APO-PA — Apollo Global Management, Inc.

NYSE


Q1 2026 Earnings Call Summary

May 6, 2026

Summary of Apollo Global Management's Q1 2026 Earnings Call

1. Key Financial Results and Metrics

  • Fee-Related Earnings (FRE): $728 million ($1.17 per share), up 30% year-over-year and 6% quarter-over-quarter.
  • Spread-Related Earnings (SRE): $719 million ($1.15 per share), with a long-term Altreturn of 11%.
  • Total Earnings (Adjusted Net Income): $1.2 billion ($1.94 per share).
  • Dividend: Declared at an annualized rate of $2.25 per share, reflecting a 10% year-over-year growth.
  • Assets Under Management (AUM): Grew by 31% year-over-year, nearing $1 trillion.
  • Capital Formation: $115 billion in total inflows, with $50 billion organic and $65 billion from the Pension Investment Corp. acquisition.

2. Strategic Updates and Business Highlights

  • Strong Origination: $71 billion in origination for the quarter, with a focus on high-quality assets and syndication activities.
  • Investment Strategy: Emphasis on investment-grade credit and structured products, with a defensive posture in the current macroeconomic environment.
  • Transparency Initiatives: Launched daily pricing for investment-grade private credit, enhancing market-making capabilities and investor confidence.
  • Retirement Services: Athene's net investment assets grew 14% year-over-year, with a focus on guaranteed lifetime income products.
  • International Expansion: Athora's acquisition of Pension Investment Corp. doubles its assets and opens new growth avenues in Europe.

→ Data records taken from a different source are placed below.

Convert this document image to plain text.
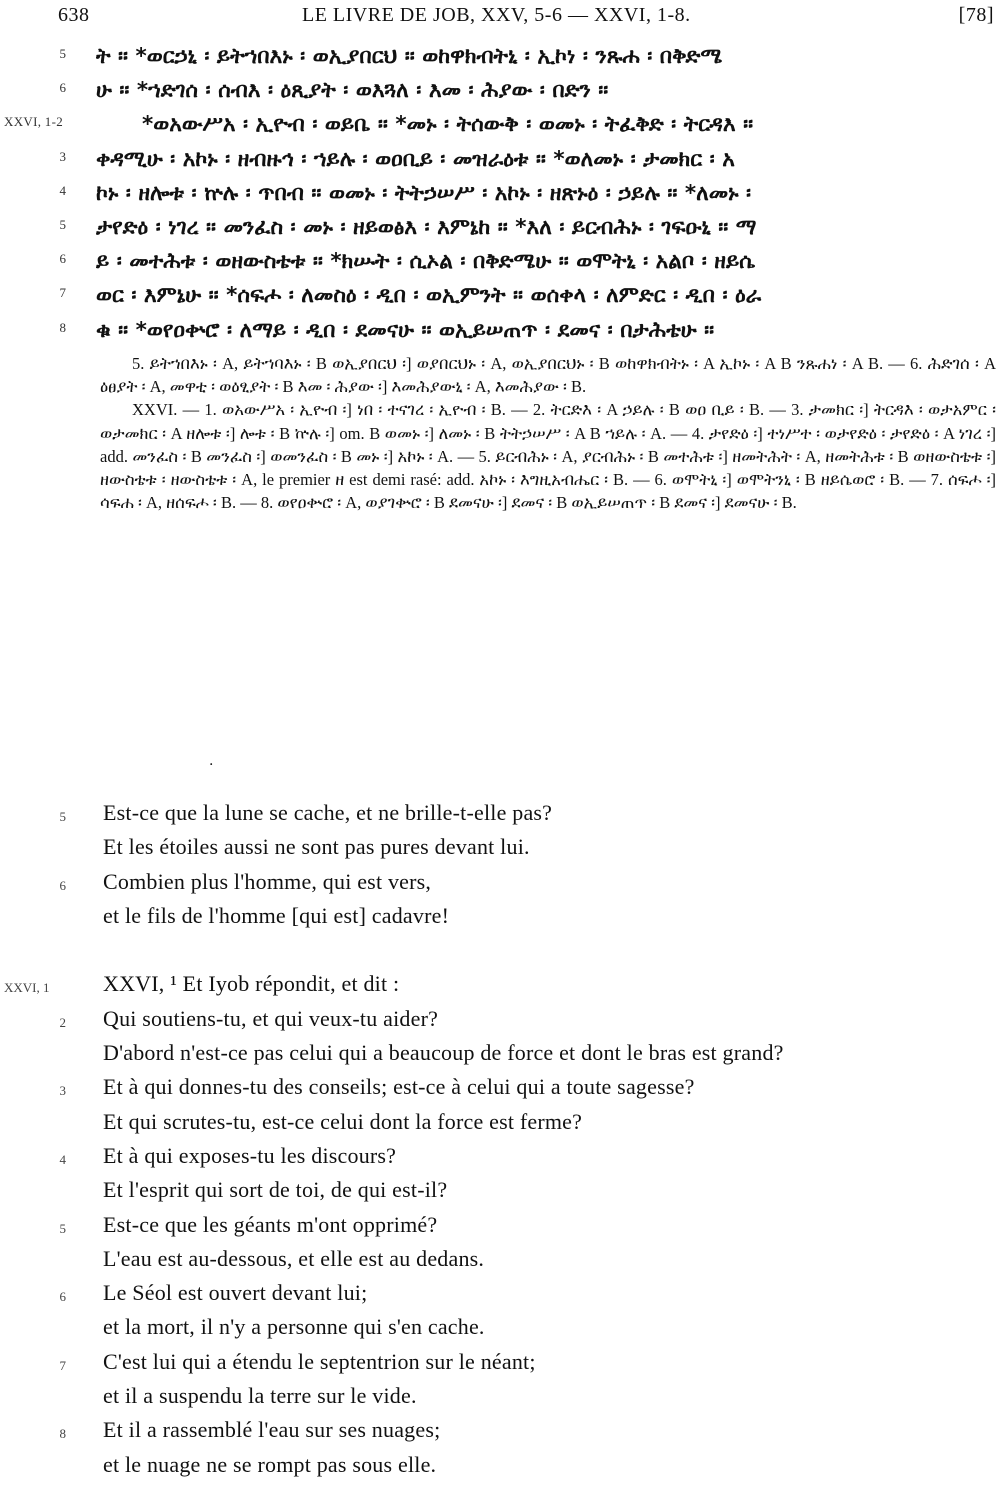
638	LE LIVRE DE JOB, XXV, 5-6 — XXVI, 1-8.	[78]
5 ት ። *ወርኃኒ ፡ ይትኀበእኑ ፡ ወኢያበርህ ። ወከዋክብትኒ ፡ ኢኮነ ፡ ንጹሐ ፡ በቅድሜ
6 ሁ ። *ኀድገሰ ፡ ሰብእ ፡ ዕጺያት ፡ ወእጓለ ፡ እመ ፡ ሕያው ፡ በድን ።
XXVI, 1-2	*ወአውሥአ ፡ ኢዮብ ፡ ወይቤ ። *መኑ ፡ ትሰውቅ ፡ ወመኑ ፡ ትፈቅድ ፡ ትርዳእ ።
3 ቀዳሚሁ ፡ አኮኑ ፡ ዘብዙኅ ፡ ኀይሉ ፡ ወዐቢይ ፡ መዝራዕቱ ። *ወለመኑ ፡ ታመክር ፡ አ
4 ኮኑ ፡ ዘሎቱ ፡ ኵሉ ፡ ጥበብ ። ወመኑ ፡ ትትኃሠሥ ፡ አኮኑ ፡ ዘጽኑዕ ፡ ኃይሉ ። *ለመኑ ፡
5 ታየድዕ ፡ ነገረ ። መንፈስ ፡ መኑ ፡ ዘይወፅእ ፡ እምኔከ ። *እለ ፡ ይርብሕኑ ፡ ገፍዑኒ ። ማ
6 ይ ፡ መተሕቱ ፡ ወዘውስቴቱ ። *ክሡት ፡ ሲኦል ፡ በቅድሜሁ ። ወሞትኒ ፡ አልቦ ፡ ዘይሴ
7 ወር ፡ እምኔሁ ። *ሰፍሖ ፡ ለመስዕ ፡ ዲበ ፡ ወኢምንት ። ወሰቀላ ፡ ለምድር ፡ ዲበ ፡ ዕራ
8 ቁ ። *ወየዐቍሮ ፡ ለማይ ፡ ዲበ ፡ ደመናሁ ። ወኢይሠጠጥ ፡ ደመና ፡ በታሕቴሁ ።

5. ይትኀበእኑ ፡ A, ይትኀባእኑ ፡ B ወኢያበርህ ፡] ወያበርህኑ ፡ A, ወኢያበርህኑ ፡ B ወከዋክብትኑ ፡ A ኢኮኑ ፡ A B ንጹሐነ ፡ A B. — 6. ሕድገሰ ፡ A ዕፀያት ፡ A, መዋቲ ፡ ወዕፂያት ፡ B እመ ፡ ሕያው ፡] እመሕያውኒ ፡ A, እመሕያው ፡ B.

XXVI. — 1. ወአውሥአ ፡ ኢዮብ ፡] ነበ ፡ ተናገረ ፡ ኢዮብ ፡ B. — 2. ትርድእ ፡ A ኃይሉ ፡ B ወዐ ቢይ ፡ B. — 3. ታመክር ፡] ትርዳእ ፡ ወታአምር ፡ ወታመክር ፡ A ዘሎቱ ፡] ሎቱ ፡ B ኵሉ ፡] om. B ወመኑ ፡] ለመኑ ፡ B ትትኃሠሥ ፡ A B ኀይሉ ፡ A. — 4. ታየድዕ ፡] ተነሥተ ፡ ወታየድዕ ፡ ታየድዕ ፡ A ነገረ ፡] add. መንፈስ ፡ B መንፈስ ፡] ወመንፈስ ፡ B መኑ ፡] አኮኑ ፡ A. — 5. ይርብሕኑ ፡ A, ያርብሕኑ ፡ B መተሕቱ ፡] ዘመትሕት ፡ A, ዘመትሕቱ ፡ B ወዘውስቴቱ ፡] ዘውስቴቱ ፡ ዘውስቴቱ ፡ A, le premier ዘ est demi rasé: add. አኮኑ ፡ እግዚአብሔር ፡ B. — 6. ወሞትኒ ፡] ወሞትንኒ ፡ B ዘይሴወሮ ፡ B. — 7. ሰፍሖ ፡] ሳፍሐ ፡ A, ዘሰፍሖ ፡ B. — 8. ወየዐቍሮ ፡ A, ወያገቍሮ ፡ B ደመናሁ ፡] ደመና ፡ B ወኢይሠጠጥ ፡ B ደመና ፡] ደመናሁ ፡ B.

·
5 Est-ce que la lune se cache, et ne brille-t-elle pas?
Et les étoiles aussi ne sont pas pures devant lui.
6 Combien plus l'homme, qui est vers,
et le fils de l'homme [qui est] cadavre!
XXVI, 1 XXVI, ¹ Et Iyob répondit, et dit :
2 Qui soutiens-tu, et qui veux-tu aider?
D'abord n'est-ce pas celui qui a beaucoup de force et dont le bras est grand?
3 Et à qui donnes-tu des conseils; est-ce à celui qui a toute sagesse?
Et qui scrutes-tu, est-ce celui dont la force est ferme?
4 Et à qui exposes-tu les discours?
Et l'esprit qui sort de toi, de qui est-il?
5 Est-ce que les géants m'ont opprimé?
L'eau est au-dessous, et elle est au dedans.
6 Le Séol est ouvert devant lui;
et la mort, il n'y a personne qui s'en cache.
7 C'est lui qui a étendu le septentrion sur le néant;
et il a suspendu la terre sur le vide.
8 Et il a rassemblé l'eau sur ses nuages;
et le nuage ne se rompt pas sous elle.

3. Forward Guidance and Outlook

  • FRE Growth Outlook: Reaffirmed at over 20% for 2026, supported by strong inflows and a robust origination pipeline.
  • SRE Growth Outlook: Expected to grow at 10%, assuming an 11% return on alternatives.
  • Pipeline Confidence: Anticipated strong origination in Q2, potentially approaching record levels.

4. Bad News, Challenges, or Points of Concern

  • Market Competition: Increased competition in the retirement income space, with some players engaging in irrational pricing strategies.
  • Spread Compression: The blended net spread across Athene's portfolio decreased to 97 basis points, down from 120 basis points in the prior quarter.
  • Geopolitical Risks: Concerns about the potential for out-of-the-box results due to geopolitical tensions and macroeconomic shifts.
  • Regulatory Scrutiny: Ongoing regulatory developments could impact the CLO market and offshore reinsurance practices.

5. Notable Q&A Insights

  • Durability of Origination Volumes: Management expressed confidence in the sustainability of origination volumes, driven by a strong ecosystem and demand for private credit solutions.
  • Private Credit Market: Emphasis on the need for transparency in private credit and the potential for narrowing spreads as liquidity improves.
  • Technology Cycle: Acknowledgment of the transformative impact of technology on the industry, with a focus on maintaining a defensive posture while capitalizing on opportunities.
  • Regulatory Environment: Management is actively engaging with regulators to ensure fair practices and transparency, particularly regarding CLO capital charges and offshore reinsurance.

Overall, Apollo Global Management reported strong financial results and maintained a positive outlook for growth, despite facing competitive pressures and regulatory challenges. The company is focused on transparency and innovation in its investment strategies while navigating a complex macroeconomic landscape.